I have rerun my checks on monotonic constraints and could not reproduce them under the current lightgbm release 2.2.3 as well as under 2.1.x. The constraints are not satisfied.
Operating System: Windows
CPU/GPU model: CPU
C++/Python/R version: R 3.5.0
None.
library(tidyverse)
library(caret)
library(lightgbm)
library(xgboost)
# Generate function with one input x
set.seed(20)
x <- seq(-0.2, 1, by = 0.001)
y <- x^2 + rnorm(length(x), sd = 0.1)
dat <- data.frame(x, y)
base_plot <- ggplot(dat, aes(x = x, y = y)) +
geom_point()
base_plot
# train/test split
ind <- caret::createDataPartition(y, p = 0.8, list = FALSE) %>% c
train <- dat[ind, ] %>% data.matrix
test <- dat[-ind, ] %>% data.matrix
# LGB
lgb_data <- lgb.Dataset(train[, "x", drop = FALSE], label = train[, "y"])
# Some reasonable parameters (would need to be optimized)
params <- list(learning_rate = 0.03,
num_leaves = 31,
min_data_in_leaf = 10,
bagging_fraction = 0.7,
bagging_freq = 4,
nthread = 4,
max_bin = 255,
metric = "rmse",
objective = "regression")
# Use cross-validation to figure out an appropriate number of iterations
fit_cv <- lgb.cv(params = params,
data = lgb_data,
nfold = 5,
nrounds = 1000,
early_stopping_rounds = 20,
verbose = 0)
fit_cv$best_iter
fit <- lgb.train(params = params,
data = lgb_data,
nrounds = fit_cv$best_iter,
verbose = 0)
# Visualize predictions on test data
test_pred <- data.frame(test, pred = predict(fit, test))
base_plot +
geom_line(data = test_pred, aes(x = x, y = pred),
col = "blue", lwd = 2)
# Now with monotonicity constraints
fit_monotone <- lgb.train(params = c(params, monotone_constraints = '1'),
data = lgb_data,
nrounds = fit_cv$best_iter,
verbose = 1)
# Visualize predictions on test data
test_pred$pred_monotone <- predict(fit_monotone, test)
base_plot +
geom_line(data = test_pred, aes(x = x, y = pred_monotone),
col = "blue", lwd = 2)

@mayer79
we have test for mc in python package: https://github.com/Microsoft/LightGBM/blob/af3c4f89ff3989516c60d3f1f1d1e10c7758b855/tests/python_package_test/test_engine.py#L670-L708
can you try to pass mc parameter to dataset? (or remave the cv).
@guolinke: I could not reproduce the problem in Python, so I tried out different things to identify what goes wrong in the example code above.
It seems that old instances of "params" are stuck somewhere in C++ aether (?) and are not being updated by the next call of lgb.train. Adding one row
lgb_data <- lgb.Dataset(train[, "x", drop = FALSE], label = train[, "y"])
just before calling the constrained model solves the problem. Do you think when running gridsearch-CV, we would need to construct the data set like this within the gridsearch loop?
The Dataset will be initialized only one-time, and use the parameter it got first to initialize.
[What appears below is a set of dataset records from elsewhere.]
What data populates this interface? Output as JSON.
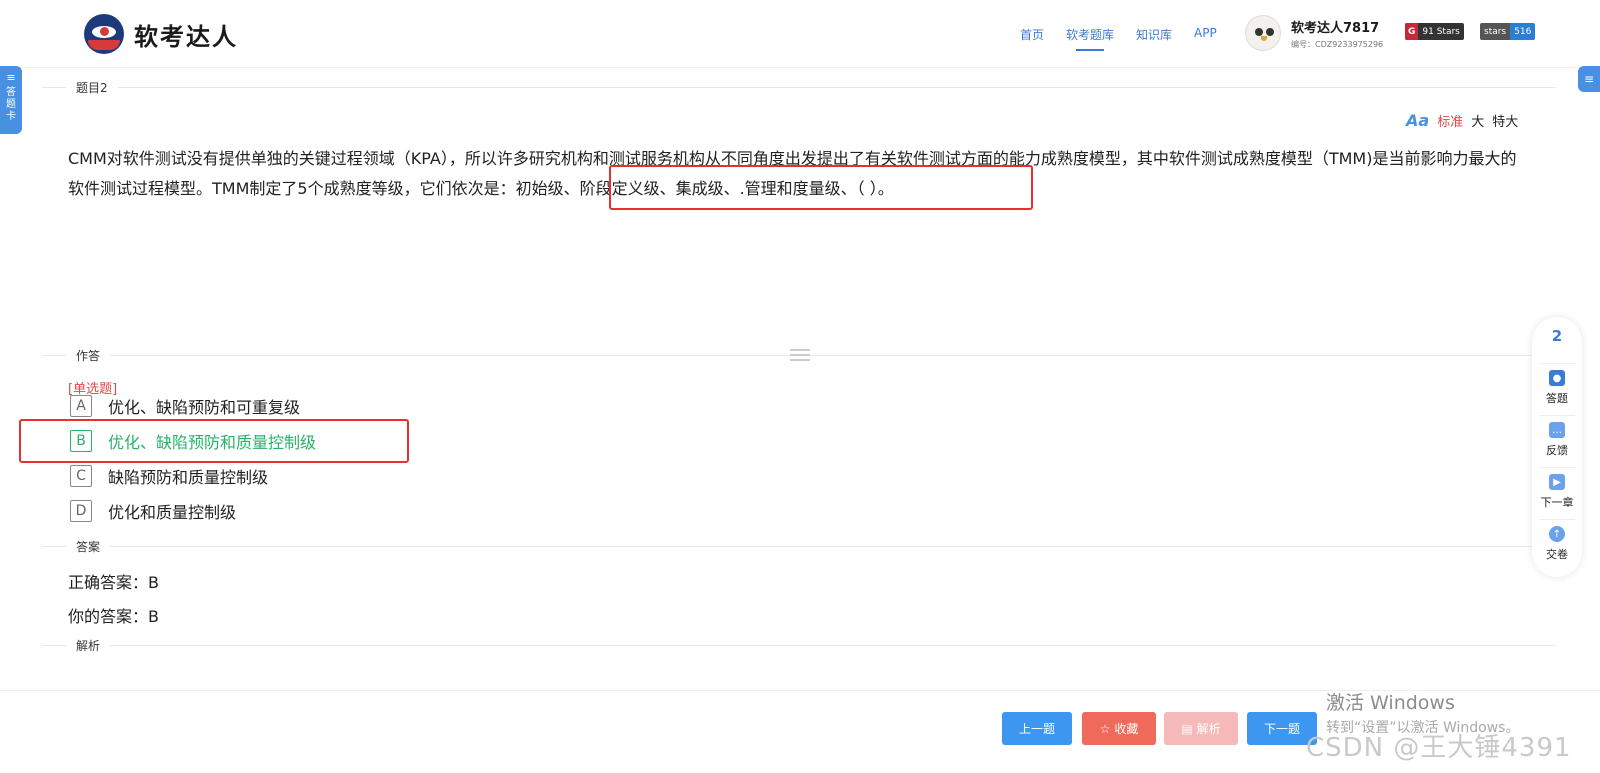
{
  "header": {
    "logo_text": "软考达人",
    "nav": [
      "首页",
      "软考题库",
      "知识库",
      "APP"
    ],
    "active_nav": "软考题库",
    "user_name": "软考达人7817",
    "user_id": "编号：CDZ9233975296",
    "badge_gitee": "91 Stars",
    "badge_github_label": "stars",
    "badge_github_count": "516"
  },
  "side_tab": {
    "label_1": "答",
    "label_2": "题",
    "label_3": "卡"
  },
  "question_section": {
    "label": "题目2",
    "font_sizes": [
      "标准",
      "大",
      "特大"
    ],
    "text_1": "CMM对软件测试没有提供单独的关键过程领域（KPA），所以许多研究机构和测试服务机构从不同角度出发提出了有关软件测试方面的能力成熟度模型，其中软件测试成熟度模型（TMM)是当前影",
    "text_2": "响力最大的软件测试过程模型。TMM制定了5个成熟度等级，它们依次是：",
    "text_3": "初始级、阶段定义级、集成级、.管理和度量级、（ ）。"
  },
  "answer_section": {
    "label": "作答",
    "type": "[单选题]",
    "options": [
      {
        "key": "A",
        "text": "优化、缺陷预防和可重复级"
      },
      {
        "key": "B",
        "text": "优化、缺陷预防和质量控制级"
      },
      {
        "key": "C",
        "text": "缺陷预防和质量控制级"
      },
      {
        "key": "D",
        "text": "优化和质量控制级"
      }
    ],
    "selected": "B"
  },
  "result_section": {
    "label": "答案",
    "correct": "正确答案：B",
    "yours": "你的答案：B"
  },
  "analysis_section": {
    "label": "解析"
  },
  "right_panel": {
    "number": "2",
    "items": [
      "答题",
      "反馈",
      "下一章",
      "交卷"
    ]
  },
  "footer": {
    "prev": "上一题",
    "fav": "收藏",
    "analysis": "解析",
    "next": "下一题"
  },
  "watermark": {
    "line1": "激活 Windows",
    "line2": "转到“设置”以激活 Windows。",
    "csdn": "CSDN @王大锤4391"
  },
  "colors": {
    "accent": "#3a7bd5",
    "correct": "#27b36b",
    "highlight": "#e53030"
  }
}
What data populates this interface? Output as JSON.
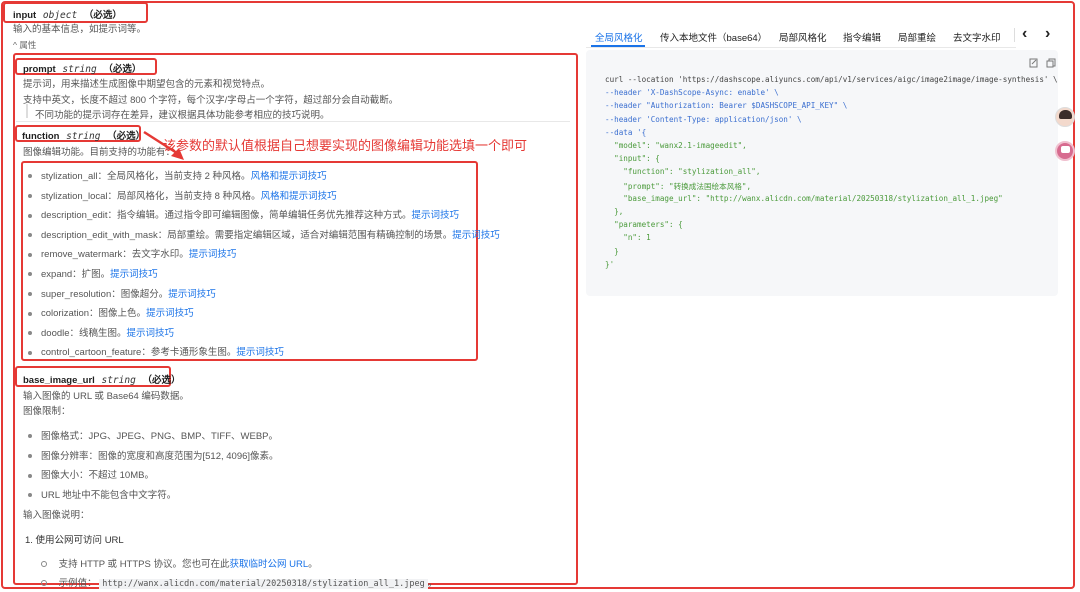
{
  "input": {
    "name": "input",
    "type": "object",
    "req": "（必选）",
    "desc": "输入的基本信息，如提示词等。",
    "attr_toggle": "属性"
  },
  "prompt": {
    "name": "prompt",
    "type": "string",
    "req": "（必选）",
    "lines": [
      "提示词，用来描述生成图像中期望包含的元素和视觉特点。",
      "支持中英文，长度不超过 800 个字符，每个汉字/字母占一个字符，超过部分会自动截断。",
      "不同功能的提示词存在差异，建议根据具体功能参考相应的技巧说明。"
    ]
  },
  "function": {
    "name": "function",
    "type": "string",
    "req": "（必选）",
    "desc": "图像编辑功能。目前支持的功能有：",
    "annotation": "该参数的默认值根据自己想要实现的图像编辑功能选填一个即可",
    "items": [
      {
        "text": "stylization_all：全局风格化，当前支持 2 种风格。",
        "link": "风格和提示词技巧"
      },
      {
        "text": "stylization_local：局部风格化，当前支持 8 种风格。",
        "link": "风格和提示词技巧"
      },
      {
        "text": "description_edit：指令编辑。通过指令即可编辑图像，简单编辑任务优先推荐这种方式。",
        "link": "提示词技巧"
      },
      {
        "text": "description_edit_with_mask：局部重绘。需要指定编辑区域，适合对编辑范围有精确控制的场景。",
        "link": "提示词技巧"
      },
      {
        "text": "remove_watermark：去文字水印。",
        "link": "提示词技巧"
      },
      {
        "text": "expand：扩图。",
        "link": "提示词技巧"
      },
      {
        "text": "super_resolution：图像超分。",
        "link": "提示词技巧"
      },
      {
        "text": "colorization：图像上色。",
        "link": "提示词技巧"
      },
      {
        "text": "doodle：线稿生图。",
        "link": "提示词技巧"
      },
      {
        "text": "control_cartoon_feature：参考卡通形象生图。",
        "link": "提示词技巧"
      }
    ]
  },
  "base": {
    "name": "base_image_url",
    "type": "string",
    "req": "（必选）",
    "desc": "输入图像的 URL 或 Base64 编码数据。",
    "limits_title": "图像限制：",
    "limits": [
      "图像格式：JPG、JPEG、PNG、BMP、TIFF、WEBP。",
      "图像分辨率：图像的宽度和高度范围为[512, 4096]像素。",
      "图像大小：不超过 10MB。",
      "URL 地址中不能包含中文字符。"
    ],
    "explain_title": "输入图像说明：",
    "step1": "1.  使用公网可访问 URL",
    "sub1_text": "支持 HTTP 或 HTTPS 协议。您也可在此",
    "sub1_link": "获取临时公网 URL",
    "sub1_end": "。",
    "sub2_label": "示例值：",
    "sub2_value": "http://wanx.alicdn.com/material/20250318/stylization_all_1.jpeg",
    "sub2_end": "。"
  },
  "tabs": [
    "全局风格化",
    "传入本地文件（base64）",
    "局部风格化",
    "指令编辑",
    "局部重绘",
    "去文字水印"
  ],
  "nav": {
    "prev": "‹",
    "next": "›"
  },
  "code_lines": [
    "curl --location 'https://dashscope.aliyuncs.com/api/v1/services/aigc/image2image/image-synthesis' \\",
    "--header 'X-DashScope-Async: enable' \\",
    "--header \"Authorization: Bearer $DASHSCOPE_API_KEY\" \\",
    "--header 'Content-Type: application/json' \\",
    "--data '{",
    "  \"model\": \"wanx2.1-imageedit\",",
    "  \"input\": {",
    "    \"function\": \"stylization_all\",",
    "    \"prompt\": \"转换成法国绘本风格\",",
    "    \"base_image_url\": \"http://wanx.alicdn.com/material/20250318/stylization_all_1.jpeg\"",
    "  },",
    "  \"parameters\": {",
    "    \"n\": 1",
    "  }",
    "}'"
  ],
  "colors": {
    "accent": "#1a73e8",
    "annotation": "#e53935"
  }
}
For example, in you case, the parameter in the cv is used to initialize the dataset.
After initialize of dataset, the parameter cannot be override.
For grid search, it depends. Some parameter don't affect the dataset object, like num_trees.
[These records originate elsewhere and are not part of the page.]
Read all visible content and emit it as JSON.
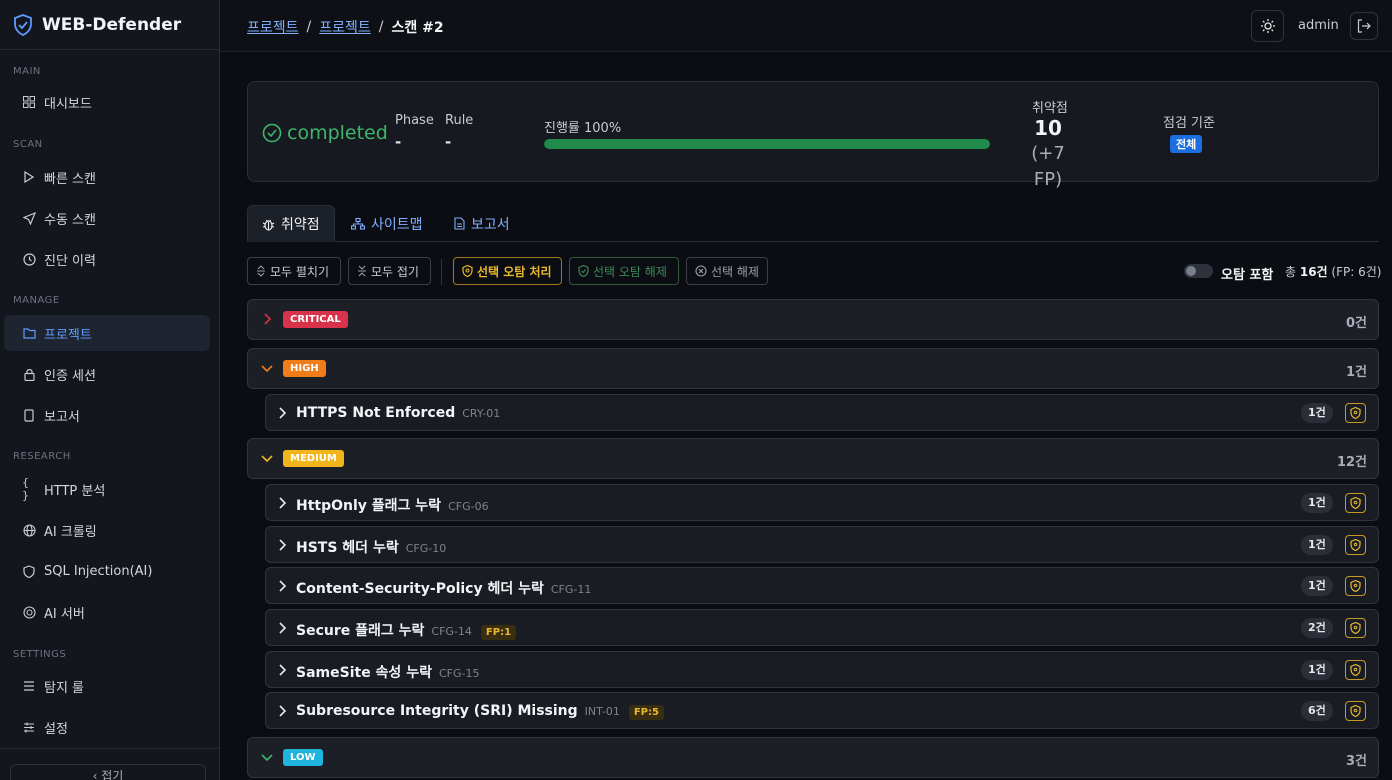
{
  "brand": {
    "name": "WEB-Defender"
  },
  "sidebar": {
    "sections": {
      "main": "MAIN",
      "scan": "SCAN",
      "manage": "MANAGE",
      "research": "RESEARCH",
      "settings": "SETTINGS"
    },
    "items": {
      "dashboard": "대시보드",
      "quick_scan": "빠른 스캔",
      "manual_scan": "수동 스캔",
      "history": "진단 이력",
      "projects": "프로젝트",
      "auth_session": "인증 세션",
      "reports": "보고서",
      "http_analysis": "HTTP 분석",
      "ai_crawling": "AI 크롤링",
      "sql_injection": "SQL Injection(AI)",
      "ai_server": "AI 서버",
      "detect_rules": "탐지 룰",
      "settings": "설정"
    },
    "collapse_label": "‹ 접기"
  },
  "header": {
    "breadcrumb": [
      "프로젝트",
      "프로젝트",
      "스캔 #2"
    ],
    "user": "admin"
  },
  "status": {
    "state": "completed",
    "phase_label": "Phase",
    "phase_value": "-",
    "rule_label": "Rule",
    "rule_value": "-",
    "progress_label": "진행률 100%",
    "progress_pct": 100,
    "vuln_label": "취약점",
    "vuln_count": "10",
    "vuln_fp": "(+7 FP)",
    "standard_label": "점검 기준",
    "standard_value": "전체"
  },
  "tabs": {
    "vulns": "취약점",
    "sitemap": "사이트맵",
    "report": "보고서"
  },
  "toolbar": {
    "expand_all": "모두 펼치기",
    "collapse_all": "모두 접기",
    "mark_fp": "선택 오탐 처리",
    "unmark_fp": "선택 오탐 해제",
    "deselect": "선택 해제",
    "include_fp": "오탐 포함",
    "total_prefix": "총 ",
    "total_num": "16건",
    "total_suffix": " (FP: 6건)"
  },
  "severities": {
    "critical": {
      "label": "CRITICAL",
      "count": "0건",
      "color": "#d8334a"
    },
    "high": {
      "label": "HIGH",
      "count": "1건",
      "color": "#f07c1a"
    },
    "medium": {
      "label": "MEDIUM",
      "count": "12건",
      "color": "#f0b51a"
    },
    "low": {
      "label": "LOW",
      "count": "3건",
      "color": "#1eb4dc"
    }
  },
  "findings": {
    "high": [
      {
        "name": "HTTPS Not Enforced",
        "code": "CRY-01",
        "count": "1건"
      }
    ],
    "medium": [
      {
        "name": "HttpOnly 플래그 누락",
        "code": "CFG-06",
        "count": "1건"
      },
      {
        "name": "HSTS 헤더 누락",
        "code": "CFG-10",
        "count": "1건"
      },
      {
        "name": "Content-Security-Policy 헤더 누락",
        "code": "CFG-11",
        "count": "1건"
      },
      {
        "name": "Secure 플래그 누락",
        "code": "CFG-14",
        "fp": "FP:1",
        "count": "2건"
      },
      {
        "name": "SameSite 속성 누락",
        "code": "CFG-15",
        "count": "1건"
      },
      {
        "name": "Subresource Integrity (SRI) Missing",
        "code": "INT-01",
        "fp": "FP:5",
        "count": "6건"
      }
    ]
  },
  "colors": {
    "accent": "#5b9cff",
    "success": "#3fb56a",
    "warn": "#e8b830"
  }
}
Oh - this is a very valuable information, best thanks. So, nothing is wrong with monotonic constraints and we can close this issue. I am wondering how complex it would be to provide an warning (or even error) if the current parameters are inconsistent with those used in initialization of the data set?
@guolinke is there a way to get the parameters of the Dataset and update them? Or should we use free data parameter when creating the Dataset?
I think it is not possible to updata dataset's parameters now.
Free_raw_data cannot help as well, since the constructed dataset is not freed.
I will fix this when I have time.
Most helpful comment
The Dataset will be initialized only one-time, and use the parameter it got first to initialize. For example, in you case, the parameter in the cv is used to initialize the dataset.
After initialize of dataset, the parameter cannot be override.